Robert W Anderson, the chairman of the HRSG User’s Group, had the following to say in the “HRSG Users Handbook,” edited by Robert C Swanekamp, PE, and published for the HRSG User’s Group (go to www.hrsgusers.org for details) by PSI Media Inc, publisher of the COMBINED CYCLE Journal:
“Many purchasers of combined-cycle and cogeneration plants are under the impression that their specifications will be sufficient as long as they require compliance with the ASME Code. Unfortunately, they couldn’t be more wrong—at least if they plan on cycling their HRSGs.
“The sole purpose of the ASME Code is to ensure safety—to prevent catastrophic failures and the resultant loss of life, injury, and property. It does an exceptional job of this. . . . But the ASME Code was never intended to be a ‘design and construction handbook’ that guarantees reliable and durable equipment fit for cycling HRSGs that will operate behind high-temperature GTs.
“These activities include the modeling of thermal transients, determination of component fatigue life, consideration of creep/fatigue interaction, location and configuration of dissimilar metal welds, effective management of condensate, implementation of effective desuperheater protective logic, and effective integration of major plant equipment.
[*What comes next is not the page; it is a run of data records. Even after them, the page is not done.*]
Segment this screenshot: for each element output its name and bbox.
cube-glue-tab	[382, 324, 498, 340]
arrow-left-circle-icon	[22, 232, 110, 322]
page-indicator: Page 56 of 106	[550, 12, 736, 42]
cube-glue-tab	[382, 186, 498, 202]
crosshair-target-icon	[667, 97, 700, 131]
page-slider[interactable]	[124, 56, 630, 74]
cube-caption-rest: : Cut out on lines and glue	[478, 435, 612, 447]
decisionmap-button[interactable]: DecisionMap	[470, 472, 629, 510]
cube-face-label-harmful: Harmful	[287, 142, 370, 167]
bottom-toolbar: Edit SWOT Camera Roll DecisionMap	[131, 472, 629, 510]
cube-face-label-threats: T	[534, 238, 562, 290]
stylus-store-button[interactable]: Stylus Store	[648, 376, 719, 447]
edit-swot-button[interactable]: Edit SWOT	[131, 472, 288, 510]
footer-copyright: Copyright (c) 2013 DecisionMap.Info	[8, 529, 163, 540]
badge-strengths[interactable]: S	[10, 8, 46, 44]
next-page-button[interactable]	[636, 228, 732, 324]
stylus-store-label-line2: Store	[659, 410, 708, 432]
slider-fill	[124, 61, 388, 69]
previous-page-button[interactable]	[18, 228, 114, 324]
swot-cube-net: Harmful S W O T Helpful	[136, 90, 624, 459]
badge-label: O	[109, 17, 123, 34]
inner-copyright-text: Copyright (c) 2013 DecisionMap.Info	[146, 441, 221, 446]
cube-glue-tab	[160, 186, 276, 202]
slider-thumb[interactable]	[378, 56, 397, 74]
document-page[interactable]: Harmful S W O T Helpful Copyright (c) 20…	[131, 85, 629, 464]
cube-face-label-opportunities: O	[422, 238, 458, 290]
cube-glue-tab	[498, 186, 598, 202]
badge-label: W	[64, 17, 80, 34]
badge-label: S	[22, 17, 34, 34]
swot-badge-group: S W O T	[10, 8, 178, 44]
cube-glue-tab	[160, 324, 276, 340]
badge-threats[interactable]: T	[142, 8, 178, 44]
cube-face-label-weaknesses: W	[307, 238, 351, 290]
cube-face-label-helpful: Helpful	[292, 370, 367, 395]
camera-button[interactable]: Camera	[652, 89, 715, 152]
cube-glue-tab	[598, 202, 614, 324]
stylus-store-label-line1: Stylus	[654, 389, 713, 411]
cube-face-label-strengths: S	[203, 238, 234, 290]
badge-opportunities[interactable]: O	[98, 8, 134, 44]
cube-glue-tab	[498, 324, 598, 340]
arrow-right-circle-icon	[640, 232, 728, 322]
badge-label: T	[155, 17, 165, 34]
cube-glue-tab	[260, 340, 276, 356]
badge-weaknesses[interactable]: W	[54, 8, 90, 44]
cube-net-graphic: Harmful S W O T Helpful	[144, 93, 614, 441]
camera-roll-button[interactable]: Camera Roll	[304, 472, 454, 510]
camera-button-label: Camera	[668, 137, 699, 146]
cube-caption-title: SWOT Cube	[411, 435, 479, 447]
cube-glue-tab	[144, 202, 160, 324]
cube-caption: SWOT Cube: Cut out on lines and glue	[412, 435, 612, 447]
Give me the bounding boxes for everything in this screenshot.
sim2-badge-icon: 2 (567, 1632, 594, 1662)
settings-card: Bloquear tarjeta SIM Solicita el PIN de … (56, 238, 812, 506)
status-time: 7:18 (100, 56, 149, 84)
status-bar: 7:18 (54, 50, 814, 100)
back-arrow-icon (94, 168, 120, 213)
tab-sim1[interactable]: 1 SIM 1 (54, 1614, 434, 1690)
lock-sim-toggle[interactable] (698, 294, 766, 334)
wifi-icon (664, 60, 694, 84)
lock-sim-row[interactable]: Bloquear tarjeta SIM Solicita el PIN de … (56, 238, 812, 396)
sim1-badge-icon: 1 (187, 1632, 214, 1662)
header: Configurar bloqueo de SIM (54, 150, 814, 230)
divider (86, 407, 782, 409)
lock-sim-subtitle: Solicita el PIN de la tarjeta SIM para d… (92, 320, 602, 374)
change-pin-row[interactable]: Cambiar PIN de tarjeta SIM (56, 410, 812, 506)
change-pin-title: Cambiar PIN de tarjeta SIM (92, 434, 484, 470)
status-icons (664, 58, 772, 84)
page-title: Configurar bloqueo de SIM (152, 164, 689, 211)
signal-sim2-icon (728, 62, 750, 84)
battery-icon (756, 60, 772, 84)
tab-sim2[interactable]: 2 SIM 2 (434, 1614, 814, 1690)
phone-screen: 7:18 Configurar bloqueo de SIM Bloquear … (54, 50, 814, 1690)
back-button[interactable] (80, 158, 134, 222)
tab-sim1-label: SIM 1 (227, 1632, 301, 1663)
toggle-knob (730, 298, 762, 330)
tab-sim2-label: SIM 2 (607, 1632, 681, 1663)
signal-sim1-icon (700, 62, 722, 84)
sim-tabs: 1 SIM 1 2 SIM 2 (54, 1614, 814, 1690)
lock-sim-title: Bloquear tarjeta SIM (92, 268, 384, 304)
“In addition to not mandating their execution, the Code gives little guidance regarding how to effectively perform these activities for the conditions experienced by today’s HRSGs. The ASME is well aware of the shortcomings in its current Code and is working diligently to correct them.”
That passage was written in 2006 and a couple of ETD’s references have 2005 and 2007 dates. Progress is slow in the world of engineering standards and work on the ASME Code was ongoing while the references cited were written.
Note that Section I of the 2007 edition of the Code includes Part PHRSG, “Requirements for Heat Recovery Steam Generators.” It cites requirements for superheater and reheater condensate removal systems designed to minimize thermal shock and prolong the lifetime of pressure parts. It also specifies rules for desuperheater drain pots and provides sketches of drain arrangements. Owner/operators should review the latest version of the Code before preparing specifications for new HRSGs.